Merz sorgt in Moskau für Wirbel: „Mittel der Diplomatie erschöpft“
„Die Mittel der Diplomatie sind erschöpft“, erklärte Merz mit Blick auf bisherigen Gesprächsversuche, die Moskau stets mit neuen Bedingungen und Maximalforderungen gekontert und Fortschritte so immer wieder unmöglich gemacht hat. Insbesondere für diese Aussage kriegt Merz nun schrille Repliken zuhören. Sowohl Politiker als auch Moskaus hitzige Propaganda-Maschinerie nahmen den Bundeskanzler prompt ins Visier.
Obwohl Merz am Mittwoch nicht über eine mögliche Lieferung von deutschen Taurus-Marschflugkörpern gesprochen hatte, attackierte das russische Außenministerium den Kanzler mit Blick auf das deutsche Waffensystem. Merz versuche eigentlich bloß eine Taurus-Lieferung an „das Regime in Kyjiw“ zu rechtfertigen, erklärte Außenamtssprecherin Maria Sacharowa und stellte den Kanzler als Kriegstreiber dar.
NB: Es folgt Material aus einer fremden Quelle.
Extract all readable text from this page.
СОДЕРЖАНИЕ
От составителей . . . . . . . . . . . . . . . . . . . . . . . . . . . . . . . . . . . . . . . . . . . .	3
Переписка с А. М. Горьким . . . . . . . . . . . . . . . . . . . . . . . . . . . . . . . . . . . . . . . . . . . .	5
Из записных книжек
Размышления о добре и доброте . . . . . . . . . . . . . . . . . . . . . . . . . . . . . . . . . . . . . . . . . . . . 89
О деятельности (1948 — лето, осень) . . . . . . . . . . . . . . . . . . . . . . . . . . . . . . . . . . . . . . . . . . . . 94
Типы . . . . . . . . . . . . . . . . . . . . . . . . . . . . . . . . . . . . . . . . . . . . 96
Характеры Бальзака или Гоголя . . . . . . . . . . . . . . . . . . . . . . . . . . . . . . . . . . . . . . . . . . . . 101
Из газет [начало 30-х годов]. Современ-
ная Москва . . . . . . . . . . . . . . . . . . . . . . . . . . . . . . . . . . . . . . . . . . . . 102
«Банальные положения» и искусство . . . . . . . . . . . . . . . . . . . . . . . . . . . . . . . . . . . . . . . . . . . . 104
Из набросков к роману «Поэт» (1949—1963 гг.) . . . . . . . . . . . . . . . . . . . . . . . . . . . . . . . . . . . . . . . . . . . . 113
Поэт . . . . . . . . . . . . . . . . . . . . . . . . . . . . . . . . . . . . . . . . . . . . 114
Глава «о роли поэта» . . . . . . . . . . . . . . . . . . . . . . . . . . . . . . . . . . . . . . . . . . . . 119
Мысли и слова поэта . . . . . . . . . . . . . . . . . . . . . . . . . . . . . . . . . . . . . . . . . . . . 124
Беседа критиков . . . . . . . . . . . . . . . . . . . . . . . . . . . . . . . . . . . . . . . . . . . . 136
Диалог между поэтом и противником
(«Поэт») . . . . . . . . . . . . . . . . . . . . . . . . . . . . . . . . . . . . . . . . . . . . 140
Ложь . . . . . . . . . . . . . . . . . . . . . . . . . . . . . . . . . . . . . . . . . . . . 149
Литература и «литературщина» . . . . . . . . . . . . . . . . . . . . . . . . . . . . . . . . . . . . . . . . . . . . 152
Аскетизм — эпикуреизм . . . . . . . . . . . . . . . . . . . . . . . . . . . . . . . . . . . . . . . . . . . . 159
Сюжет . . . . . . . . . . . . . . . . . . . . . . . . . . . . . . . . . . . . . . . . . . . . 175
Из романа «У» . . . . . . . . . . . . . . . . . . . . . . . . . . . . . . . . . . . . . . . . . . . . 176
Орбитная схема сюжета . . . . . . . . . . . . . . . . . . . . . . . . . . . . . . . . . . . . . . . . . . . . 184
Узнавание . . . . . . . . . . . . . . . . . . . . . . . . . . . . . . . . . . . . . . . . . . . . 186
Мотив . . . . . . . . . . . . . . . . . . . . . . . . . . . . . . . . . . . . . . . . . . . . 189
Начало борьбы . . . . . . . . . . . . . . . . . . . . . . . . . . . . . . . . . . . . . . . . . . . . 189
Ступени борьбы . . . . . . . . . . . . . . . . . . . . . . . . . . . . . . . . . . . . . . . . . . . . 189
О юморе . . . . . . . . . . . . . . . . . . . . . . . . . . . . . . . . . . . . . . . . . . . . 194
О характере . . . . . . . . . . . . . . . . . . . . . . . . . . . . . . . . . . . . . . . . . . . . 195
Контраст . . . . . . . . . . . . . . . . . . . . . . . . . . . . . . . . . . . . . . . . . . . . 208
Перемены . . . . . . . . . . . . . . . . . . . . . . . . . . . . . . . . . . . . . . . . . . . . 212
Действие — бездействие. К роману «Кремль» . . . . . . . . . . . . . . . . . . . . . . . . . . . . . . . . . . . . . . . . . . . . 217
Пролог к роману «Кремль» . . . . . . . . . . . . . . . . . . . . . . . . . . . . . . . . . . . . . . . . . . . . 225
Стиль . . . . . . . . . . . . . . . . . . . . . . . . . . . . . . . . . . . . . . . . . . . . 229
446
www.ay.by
Moskaus Außenministerium warnt den Bundeskanzler
Hinter den Worten verberge sich „der schlecht getarnte Wunsch der Regierung Merz, auch in der Tiefe zuzuschlagen“, behauptete Sacharowa und sprach schließlich eine Warnung aus: Eine Lieferung von Taurus an die Ukraine bedeute „den direkten Einstieg Deutschlands in einen Konflikt mit unserem Land“. Das scheine Berlin „nicht zu bedenken, sollte das aber“, fügte die Regierungssprecherin an.

Der ehemalige britische Premierminister Boris Johnson zusammen mit dem ukrainischen Präsidenten Wolodymyr Selenskyj im April 2022 bei einem Besuch in Kyjiw. (Archivbild)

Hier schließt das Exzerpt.